Data science to improve clinical practice and clinical trials
Progress of data science and data use is essential to improve clinical trials and real world evidence through regulated and optimized drugs. The quest for inclusive trials seeks fair representation of patient groups in all lived experiences – including people from low and intermediate income countries – which may be more likely to have a earlier start to a Wide range of medical conditions and to be more at risk of having several long -term conditions.
Electronic health records are a key data source to better understand patients, both individually and within the populations. As the electronic data of health files are better captured, linked and organized, the opportunities to understand the risks and trajectories of the disease improve.1-3 These data also allow optimized processing of data that could be reused to improve clinical trials feasibility, recruitment, safety monitoring, economic assessments, generalization studies and long -term results monitoring.

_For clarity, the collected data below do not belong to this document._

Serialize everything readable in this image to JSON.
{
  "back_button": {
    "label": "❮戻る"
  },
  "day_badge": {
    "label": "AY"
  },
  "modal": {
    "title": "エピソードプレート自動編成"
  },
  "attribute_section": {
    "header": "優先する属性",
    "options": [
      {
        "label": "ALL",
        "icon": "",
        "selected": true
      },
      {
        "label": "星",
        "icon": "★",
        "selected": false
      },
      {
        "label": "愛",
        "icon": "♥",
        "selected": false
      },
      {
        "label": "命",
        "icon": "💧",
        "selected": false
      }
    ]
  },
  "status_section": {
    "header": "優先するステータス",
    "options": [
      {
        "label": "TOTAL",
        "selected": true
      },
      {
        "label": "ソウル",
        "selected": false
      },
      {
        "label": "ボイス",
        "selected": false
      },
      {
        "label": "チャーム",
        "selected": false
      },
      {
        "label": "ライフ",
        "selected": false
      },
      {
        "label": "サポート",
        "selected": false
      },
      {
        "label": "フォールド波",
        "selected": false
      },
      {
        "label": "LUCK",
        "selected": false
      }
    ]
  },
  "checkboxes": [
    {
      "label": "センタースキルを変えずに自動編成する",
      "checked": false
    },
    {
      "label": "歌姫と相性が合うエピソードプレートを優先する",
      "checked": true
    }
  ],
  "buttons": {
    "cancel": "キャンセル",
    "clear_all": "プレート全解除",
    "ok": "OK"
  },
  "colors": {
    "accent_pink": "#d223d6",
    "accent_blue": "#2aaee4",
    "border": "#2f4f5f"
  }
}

Recent progress in Causal Automatic Learning has the potential to improve patient care, public health measures, quality of services, planning and research – including for clinical trials. For example, automatic learning approaches such as convolutional neural networks (CNN), short -term memory networks (LSTM) and generative opponent networks (GAN) are beginning to allow innovations such as estimation of effects of the treatment or generation of synthetically balanced balance synthetically balanced case control populations and “virtual control groups”. Using automatic learning methods (and using data from previous clinical trials, natural history studies, electronic health records, complaint data or disease registers) to create control groups Virtual, we can further remove our study conceptions from placebo control weapons. With less dependence on human controls, more participants receive innovative treatment rather than placebo or standard care.